The Martian Question: The Weight of Expectation under Martian Gravity, and Other Tales for Children

“You have to have Martians.” my girlfriend says. “People want to fight Martians! On Mars!”

I originally posted this over on The Martian Question site, but thought I’d better mirror it here. The project is on hold until Byron can again spare the time to work on it. As writer and designer, my role is very much minimal compared to the programmers and artists.

“You have to have Martians.” my girlfriend says. “People want to fight Martians! On Mars!”

I sigh. We’re going for scientific accuracy on this project, partly from a sense of wanting to explore several thought experiments, partly because our funding from the Wellcome Trust is predicated on it. The only Martians we hope to encounter during this adventure will be microscopic. But it’s so hard to disappoint the game-playing public who, we’re regularly assured by marketing departments, just want to shoot aliens to save mankind. And then maybe talk to them and Audrey from Little Shop of Horrors in the sequel.

And this is an adventure. Making a prototype for an open world game in a month, then presenting it live, on-stage? That’s sort of the mad adventure we didn’t really realise we were signing up to when I first mentioned the idea. Here’s our Wellcome pitch, for those who are interested – you can see an explanation of the pitch and the original, much more fun, pitch script here.

I’ve been mulling over the idea behind our game for many years. Around the beginning of 2013, various books I’d read had crystallised a vague idea into something more specific – a story-driven hard science open world Mars exploration game. I never thought I’d actually get to make it. Until I happened to be sharing a room with Unity whiz Byron Atkinson-Jones at GDC.

He asked me, one night when his own snoring kept him awake – and Byron’s snoring, by the way, is infamous. I was in an earthquake in San Francisco during the previous GDC which nearly tipped me out of a 6th storey window and even that was quieter than Byron’s babbling bronchi. Anyway, he asked me, what game I’d make if I could make one. I gave him the spiel. Exploring Mars, first-person perspective, compelling morally-compromising divergent story, and so on. The sort of stuff that games journalists babble to each other all the time.

He said he wanted to make it. I was… stunned.

Y’see, I’ve never made a game.
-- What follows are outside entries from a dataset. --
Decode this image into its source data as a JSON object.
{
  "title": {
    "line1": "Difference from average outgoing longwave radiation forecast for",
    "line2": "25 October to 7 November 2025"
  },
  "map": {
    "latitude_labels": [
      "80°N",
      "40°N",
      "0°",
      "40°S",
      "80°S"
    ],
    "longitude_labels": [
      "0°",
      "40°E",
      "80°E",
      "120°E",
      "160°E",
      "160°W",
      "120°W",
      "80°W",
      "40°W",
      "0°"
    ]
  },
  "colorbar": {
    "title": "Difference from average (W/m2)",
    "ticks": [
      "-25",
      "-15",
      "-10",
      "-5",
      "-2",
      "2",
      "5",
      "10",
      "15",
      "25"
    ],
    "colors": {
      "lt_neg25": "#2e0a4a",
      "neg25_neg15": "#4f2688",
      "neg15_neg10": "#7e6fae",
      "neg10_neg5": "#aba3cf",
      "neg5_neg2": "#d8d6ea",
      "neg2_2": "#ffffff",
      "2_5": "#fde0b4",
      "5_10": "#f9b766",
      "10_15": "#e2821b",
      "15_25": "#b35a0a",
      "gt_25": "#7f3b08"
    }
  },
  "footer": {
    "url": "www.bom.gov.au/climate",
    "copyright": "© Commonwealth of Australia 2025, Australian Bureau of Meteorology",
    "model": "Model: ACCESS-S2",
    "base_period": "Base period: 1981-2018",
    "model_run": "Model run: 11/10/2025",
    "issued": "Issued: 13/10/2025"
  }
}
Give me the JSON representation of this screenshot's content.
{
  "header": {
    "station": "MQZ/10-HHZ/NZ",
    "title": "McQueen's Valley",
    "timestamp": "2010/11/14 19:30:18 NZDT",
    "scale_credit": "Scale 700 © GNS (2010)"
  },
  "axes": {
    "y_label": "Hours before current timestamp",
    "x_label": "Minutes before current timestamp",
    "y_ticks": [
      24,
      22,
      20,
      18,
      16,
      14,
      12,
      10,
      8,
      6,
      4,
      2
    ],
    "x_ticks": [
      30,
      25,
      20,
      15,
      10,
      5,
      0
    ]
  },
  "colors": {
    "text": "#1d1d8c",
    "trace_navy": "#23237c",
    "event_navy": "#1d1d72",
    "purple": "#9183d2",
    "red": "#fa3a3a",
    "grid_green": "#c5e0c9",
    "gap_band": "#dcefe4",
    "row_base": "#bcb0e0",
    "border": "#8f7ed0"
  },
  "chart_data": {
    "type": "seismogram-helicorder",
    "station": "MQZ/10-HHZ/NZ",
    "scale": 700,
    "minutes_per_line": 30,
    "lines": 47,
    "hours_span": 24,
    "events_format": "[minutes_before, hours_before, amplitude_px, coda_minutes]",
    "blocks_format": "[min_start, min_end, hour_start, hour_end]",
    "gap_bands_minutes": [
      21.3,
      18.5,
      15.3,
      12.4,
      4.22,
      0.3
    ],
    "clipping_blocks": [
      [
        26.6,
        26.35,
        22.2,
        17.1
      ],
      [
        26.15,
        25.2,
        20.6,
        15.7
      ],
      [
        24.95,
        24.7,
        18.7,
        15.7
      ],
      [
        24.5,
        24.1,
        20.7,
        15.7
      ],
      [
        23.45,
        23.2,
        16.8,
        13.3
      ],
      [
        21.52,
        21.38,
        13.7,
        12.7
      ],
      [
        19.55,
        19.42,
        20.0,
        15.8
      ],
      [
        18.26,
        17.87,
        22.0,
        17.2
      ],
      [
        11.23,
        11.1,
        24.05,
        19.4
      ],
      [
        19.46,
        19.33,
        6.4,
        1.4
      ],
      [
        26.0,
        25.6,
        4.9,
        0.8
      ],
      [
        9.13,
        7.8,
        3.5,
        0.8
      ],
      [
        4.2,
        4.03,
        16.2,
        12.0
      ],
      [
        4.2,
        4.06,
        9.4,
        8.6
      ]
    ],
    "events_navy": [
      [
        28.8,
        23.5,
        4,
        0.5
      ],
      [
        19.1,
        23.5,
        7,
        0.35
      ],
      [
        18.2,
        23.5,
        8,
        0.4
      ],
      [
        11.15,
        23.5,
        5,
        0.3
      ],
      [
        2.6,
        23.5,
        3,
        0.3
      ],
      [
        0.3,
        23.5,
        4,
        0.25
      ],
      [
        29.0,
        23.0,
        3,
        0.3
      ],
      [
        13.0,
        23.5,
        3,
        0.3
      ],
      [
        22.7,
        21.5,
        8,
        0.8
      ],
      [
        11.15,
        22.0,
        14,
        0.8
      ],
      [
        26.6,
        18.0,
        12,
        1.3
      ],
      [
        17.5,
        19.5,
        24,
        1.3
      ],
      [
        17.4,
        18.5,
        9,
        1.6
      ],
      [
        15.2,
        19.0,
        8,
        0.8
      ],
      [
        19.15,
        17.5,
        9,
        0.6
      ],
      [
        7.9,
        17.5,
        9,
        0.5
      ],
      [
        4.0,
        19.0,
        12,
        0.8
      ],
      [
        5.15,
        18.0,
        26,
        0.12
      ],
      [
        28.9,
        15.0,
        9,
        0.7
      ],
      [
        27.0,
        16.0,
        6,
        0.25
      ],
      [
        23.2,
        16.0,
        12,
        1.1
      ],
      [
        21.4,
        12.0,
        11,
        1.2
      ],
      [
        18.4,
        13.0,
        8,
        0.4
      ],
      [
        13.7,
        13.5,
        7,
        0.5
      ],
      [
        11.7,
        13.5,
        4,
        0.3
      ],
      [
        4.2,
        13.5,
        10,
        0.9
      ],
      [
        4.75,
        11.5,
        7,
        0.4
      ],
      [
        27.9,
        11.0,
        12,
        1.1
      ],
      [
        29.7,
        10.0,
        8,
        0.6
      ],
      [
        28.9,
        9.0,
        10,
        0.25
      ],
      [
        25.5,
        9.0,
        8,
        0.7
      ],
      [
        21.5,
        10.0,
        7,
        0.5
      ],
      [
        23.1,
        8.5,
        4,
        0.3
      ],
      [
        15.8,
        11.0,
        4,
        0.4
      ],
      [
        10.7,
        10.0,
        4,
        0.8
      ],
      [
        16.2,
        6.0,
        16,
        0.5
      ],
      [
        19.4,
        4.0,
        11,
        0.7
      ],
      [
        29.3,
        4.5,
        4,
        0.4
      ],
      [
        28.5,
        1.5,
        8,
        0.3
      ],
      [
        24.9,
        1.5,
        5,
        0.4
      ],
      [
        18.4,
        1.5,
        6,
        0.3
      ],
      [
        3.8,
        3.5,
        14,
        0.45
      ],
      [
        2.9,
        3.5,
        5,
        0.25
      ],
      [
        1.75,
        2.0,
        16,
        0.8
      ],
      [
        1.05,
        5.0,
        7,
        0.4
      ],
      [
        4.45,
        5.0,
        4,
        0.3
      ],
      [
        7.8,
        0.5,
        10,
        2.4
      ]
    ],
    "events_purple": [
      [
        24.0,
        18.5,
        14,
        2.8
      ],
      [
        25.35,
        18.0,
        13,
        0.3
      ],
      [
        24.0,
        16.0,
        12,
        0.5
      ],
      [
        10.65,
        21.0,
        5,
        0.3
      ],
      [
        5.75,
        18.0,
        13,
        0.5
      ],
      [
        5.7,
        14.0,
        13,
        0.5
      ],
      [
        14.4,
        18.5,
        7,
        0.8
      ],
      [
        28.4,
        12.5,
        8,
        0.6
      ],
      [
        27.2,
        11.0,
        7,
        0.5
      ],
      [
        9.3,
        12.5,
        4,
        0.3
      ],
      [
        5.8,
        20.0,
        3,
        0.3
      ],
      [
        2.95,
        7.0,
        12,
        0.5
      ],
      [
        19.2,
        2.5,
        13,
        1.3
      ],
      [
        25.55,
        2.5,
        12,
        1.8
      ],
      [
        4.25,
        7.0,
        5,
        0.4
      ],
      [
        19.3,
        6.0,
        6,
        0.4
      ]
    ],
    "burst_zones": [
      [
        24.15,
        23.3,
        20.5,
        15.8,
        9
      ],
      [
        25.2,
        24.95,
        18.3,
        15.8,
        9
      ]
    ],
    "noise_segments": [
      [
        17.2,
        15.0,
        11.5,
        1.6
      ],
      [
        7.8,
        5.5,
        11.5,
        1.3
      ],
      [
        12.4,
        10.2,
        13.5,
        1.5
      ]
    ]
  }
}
I’ve not programmed any code since the BBC Micro era and I’ve bounced off the increasingly friendly game-making tools, the same way I bounced off learning other languages as an adult. It’s hard to maintain an attention span for the improper conjugation of pluperfect participles when there’s all that SF to be read and games to be played and survival funds to be scraped together.

But even I know that programmers are kind of magicians. During my years as a journalist, I’ve watched good ones at work and been amazed at how fast they can throw out a working game.

(And I loathe the UK governments of my childhood who thought that the programming I was learning on the BBC Micro wasn’t as important as learning how to use Excel and Word. Those Luddite politicians killed our nascent culture of computational creativity before it really got started, the same way they’d killed computing in the 50s when they dismantled Colossus and lost us thirty years of programming progress. They made secretaries and data-entry clerks out of artists and wizards. So I am in utter awe of anyone of that generation who managed to come through it able to program, as they have to be mostly self-taught.)

So, to me, Byron saying he wanted to make my game was a bit like a Wizard coming up to me, a smelly halfling, and saying that I could get the treasure and fight the dragon and win the boy/girl / pie, and not even have to leave my hobbit hole.

Anyway, that’s how we started. When I found about the Wellcome Trust development grants (at an Evolve day I happened to be taking photos of) it seemed obvious to apply, to get the project off the ground. I just poured all the things that had been into my head into the submission form, Byron guestimated a budget, and we were away. We never actually expected to get the funding, I think.

So here we are. Making a game about exploring Mars, from the perspective of a cyborg, making it as hard science as we can. You can read about the team we’ve got working on the game here, a bit about the inspiration behind the game here, and take a look at our initial research here (and, yes, all those tags are going to have more stuff behind them as the weeks go by). Hopefully, soon, we’ll have something slightly more gamey to show you.

But, I’m happy to disappoint you, it won’t involve shooting Martians.